Renan e eu mantivemos um bom fluxo de correspondência. Certa vez, ele, de férias na Paraíba, ligou-me; era o finalizinho do ano e estávamos todos nos preparativos para o réveillon.

-E aí, amigão, passaremos ou não a virada do ano juntos?

-Eh ..., está em cima da hora....

-Não senhor! Arrume tudo e venha. O hotel, nós dividiremos aqui. Veja aí papel que vou dar-lhe o endereço. É onde já estou hospedado. Aguardo você .

Tive um problema de certa forma desagradável com meu amigo Everton. Ele queria ir comigo e eu, infelizmente, não o pude levar. Era final de ano, família reunida, ele não conhecia Everton. E assim eu fui sozinho. Tivemos uma boa estada na Paraíba e pudemos matar a saudade acumulada. Nossas famílias eram bastante unidas.

Aproximadamente dois anos após essa data, recebi Renan em Maceió; já estava morando melhor e fiz questão de hospedá-lo. Aproveitei para apresentar a ele o outro amigo. Fizeram uma boa amizade. Passaram a corresponder-se também regularmente, como ele e eu. Estreitaram a amizade e entre nós três, agora, havia apenas uma trindade amiga.

Ouvi Renan jogar muitos elogios a Everton. Sempre me dizia que ele era um sujeito muito bom, preparado para a vida, além de culto e um psiquiatra de mão cheia.

Estive aqui em novo ninho de amizade e de convivência e iniciei a cata de outras novas amizades e não posso queixar-me das tantas que fiz. Minha amizade com Renan sempre arrumava motivos para se fortalecer ainda mais.

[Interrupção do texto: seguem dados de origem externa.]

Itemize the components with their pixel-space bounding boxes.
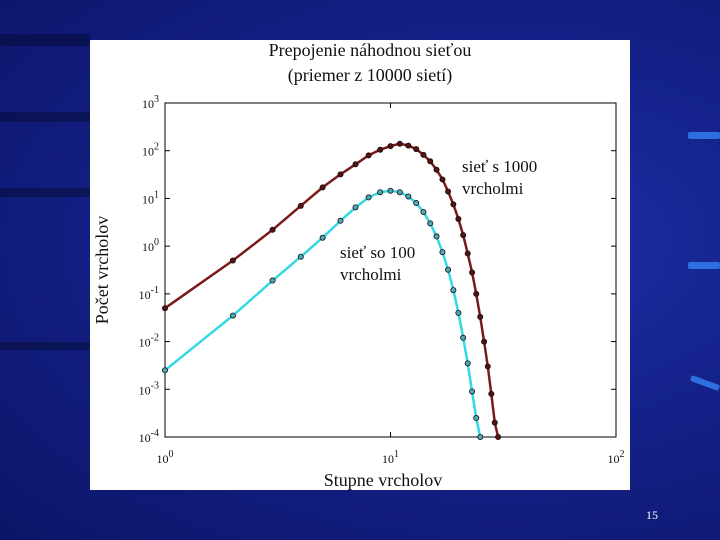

Lembro-me de que era setembro quando recebi o telefonema. Soube que a mãe de Renan havia morrido e iria ser enterrada em Erechim. Providenciei passagem aérea, transferi compromissos e arrumei a mala de viagem. Lembrei-me de ligar para Everton e contar-lhe do acontecimento.

-Se eu pudesse iria com você até o Rio Grande do Sul. Mas não posso. Diga-lhe dos meus sentimentos e que estarei catando um dia de folga para ir vê-lo. Iremos juntos.

Estive com Renan entre lágrimas emergidas de profunda tristeza. Achei-o meio abatido,cor enxofrada, certo cansaço ao articular as palavras. Perguntei-lhe sobre sua saúde e não me acrescentou muita coisa.

-Estou bem, amigo,apenas triste com o luto.

Retornei dois dias após o enterro e prossegui com o laborão diário. Convenci Everton de que deveríamos fazer, no final do ano, uma viagem de férias por uma semana até Erechim. Um mês depois de tudo acertado, recebi a feliz notícia do próprio Everton de que ele estaria indo morar na cidade pernambucana de Bonito. Que bom! Gastaríamos menos tempo e dinheiro para passarmos o reveillon com ele e sua família.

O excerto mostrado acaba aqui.